Combination miR-138 mimic transfection and APG treatment most effectively decreased tumor growth and induced apoptosis in malignant neuroblastoma xenografts
Our in vivo studies showed the comparative effectiveness of miR-138 overexpression, hTERT knockdown, and APG treatment in reducing the tumor growth and inducing apoptotic death in both SK-N-DZ and SK-N-BE2 xenografts in nude mice (Figs. 5 and 6). Compared with untreated control (CTL), miR-138 overexpression alone reduced tumor growth (Fig. 5A) but not significantly (Fig. 5B). Importantly, combination of miR-138 overexpression and APG treatment showed the highest efficacy in reducing tumor growth (Fig. 5A) and more significant efficacy than combination of hTERT knockdown and APG treatment in decreasing tumor weight (Fig. 5B). Following the treatments, we performed H&E staining of the tumor sections for examination of induction of cell death (Fig. 6). We found that CTL groups maintained characteristic tumor growth, miR-138 overexpression alone induced apoptotic death to some extent, but combination of miR-138 overexpression and APG treatment induced apoptotic death most extensively in both malignant neuroblastoma xenograft models (Fig. 6A). Quantitative analyses of apoptotic tumor cells revealed the extents of induction apoptosis following treatments with miR-138 alone (about 160 cells/field), combination of hTERT shRNA and APG (about 220 cells/field), and combination of miR-138 and APG (about 260 cells/field) in both SK-N-DZ and SK-N-BE2 xenograft models (Fig. 6B). Therefore, miR-138 mimic was more effective than hTERT shRNA plasmid in enhancing efficacy of APG for inducing the most significant amounts of apoptosis in human malignant neuroblastomas in vivo.

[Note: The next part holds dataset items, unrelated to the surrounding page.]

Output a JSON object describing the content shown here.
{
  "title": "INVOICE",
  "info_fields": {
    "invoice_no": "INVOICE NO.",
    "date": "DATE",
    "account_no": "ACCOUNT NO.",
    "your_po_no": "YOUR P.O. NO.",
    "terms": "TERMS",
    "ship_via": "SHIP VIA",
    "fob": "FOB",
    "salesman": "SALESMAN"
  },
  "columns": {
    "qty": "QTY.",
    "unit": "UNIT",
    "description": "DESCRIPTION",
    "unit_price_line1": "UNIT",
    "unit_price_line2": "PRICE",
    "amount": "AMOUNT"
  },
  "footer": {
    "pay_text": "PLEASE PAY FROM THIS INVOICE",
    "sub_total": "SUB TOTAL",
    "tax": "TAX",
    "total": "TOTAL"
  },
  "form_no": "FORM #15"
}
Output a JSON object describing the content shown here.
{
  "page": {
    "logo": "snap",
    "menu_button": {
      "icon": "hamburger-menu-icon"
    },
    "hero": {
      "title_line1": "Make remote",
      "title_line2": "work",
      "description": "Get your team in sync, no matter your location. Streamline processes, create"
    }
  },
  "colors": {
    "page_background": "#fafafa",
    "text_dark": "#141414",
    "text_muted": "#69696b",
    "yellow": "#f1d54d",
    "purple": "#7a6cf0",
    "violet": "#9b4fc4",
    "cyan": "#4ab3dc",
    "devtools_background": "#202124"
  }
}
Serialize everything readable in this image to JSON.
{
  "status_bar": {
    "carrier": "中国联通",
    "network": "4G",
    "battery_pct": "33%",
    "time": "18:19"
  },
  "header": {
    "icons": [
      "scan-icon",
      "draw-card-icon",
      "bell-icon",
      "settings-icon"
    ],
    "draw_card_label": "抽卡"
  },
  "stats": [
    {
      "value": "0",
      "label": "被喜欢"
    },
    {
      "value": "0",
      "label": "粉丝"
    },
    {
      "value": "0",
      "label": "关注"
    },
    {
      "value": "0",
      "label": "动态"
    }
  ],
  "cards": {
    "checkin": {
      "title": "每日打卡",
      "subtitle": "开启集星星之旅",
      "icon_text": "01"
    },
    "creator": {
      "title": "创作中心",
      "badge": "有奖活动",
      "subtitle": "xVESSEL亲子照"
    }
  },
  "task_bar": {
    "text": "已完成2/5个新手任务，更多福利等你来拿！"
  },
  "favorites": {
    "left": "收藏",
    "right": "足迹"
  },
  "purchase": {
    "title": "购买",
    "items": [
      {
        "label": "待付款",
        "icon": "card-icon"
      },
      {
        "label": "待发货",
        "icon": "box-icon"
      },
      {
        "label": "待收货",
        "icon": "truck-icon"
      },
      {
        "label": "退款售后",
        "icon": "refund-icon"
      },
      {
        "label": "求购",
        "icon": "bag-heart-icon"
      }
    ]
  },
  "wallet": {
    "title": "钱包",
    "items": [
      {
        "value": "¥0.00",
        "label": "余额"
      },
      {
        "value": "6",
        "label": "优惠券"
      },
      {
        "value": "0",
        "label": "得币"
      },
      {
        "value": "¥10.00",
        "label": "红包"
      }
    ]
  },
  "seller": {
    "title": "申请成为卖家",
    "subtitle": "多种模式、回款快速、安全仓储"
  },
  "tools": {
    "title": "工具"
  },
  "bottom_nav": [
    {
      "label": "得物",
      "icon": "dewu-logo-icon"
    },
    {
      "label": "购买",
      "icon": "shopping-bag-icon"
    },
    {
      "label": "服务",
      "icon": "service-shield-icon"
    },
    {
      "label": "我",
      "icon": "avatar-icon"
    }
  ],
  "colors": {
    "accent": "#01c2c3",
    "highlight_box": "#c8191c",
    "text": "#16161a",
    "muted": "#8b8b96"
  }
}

Combination of miR-138 mimic and APG treatment most effectively modulated the molecular events of extrinsic and intrinsic pathways for apoptosis in neuroblastoma xenografts
We performed Western blotting to investigate the effects of miR-138 mimic, hTERT shRNA and APG, and miR-138 mimic and APG on the molecular events of apoptosis in human malignant neuroblastomas in vivo (Fig. 7). Western blotting revealed that these therapeutic strategies progressively generated active caspase-8 that proeolytically produced tBid for its translocation to mitochondria, indicating activation of molecular components of the extrinsic pathway of apoptosis to augment the intrinsic pathway of apoptosis. But maximum activation of caspase-8 and also production of tBid occurred after treatment with combination of miR-138 and APG in both neuroblastoma xenograft models. Also, miR-138 overexpression followed by APG treatment dramatically increased Bax expression and decreased in Bcl-2 expression, resulting in the Bax:Bcl-2 ratio to trigger directly trigger intrinsic pathway of apoptosis such as mitochondrial release of Smac into the cytosol for down regulation and degradation of survivin and activation of caspase-3. The active subunits of calpain and caspase-3 were most prominently increased for proteolytical generation of calpain-specific 145 kDa SBDP and caspase-3-specific 120 kDa SBDP, respectively, in both neuroblastoma xenografts models after treatment with combination of miR-138 and APG. Reprobing of the Western blots demonstrated almost uniform expression of β-actin and thus equal loading of proteins in all lanes.
Discussion
Our present study demonstrates that direct miR-138 overexpression followed by APG treatment is more powerful than hTERT knockdown followed by APG treatment in inhibiting cell proliferation and induction of apoptosis in human malignant neuroblastoma SK-N-DZ and SK-N-BE2 cells both in vitro and in vivo. Studies of molecular events showed that combination of miR-138 mimic and APG was more effective than combination of hTERT shRNA and APG in altering the expression of the molecules for induction of extrinsic and intrinsic pathways of apoptosis in SK-N-DZ and SK-N-BE2 in cell culture and animal models. Thus, our current investigation indicates that direct miR-138 overexpression is more powerful than hTERT knockdown to potentiate APG for induction of apoptosis in human malignant neuroblastomas.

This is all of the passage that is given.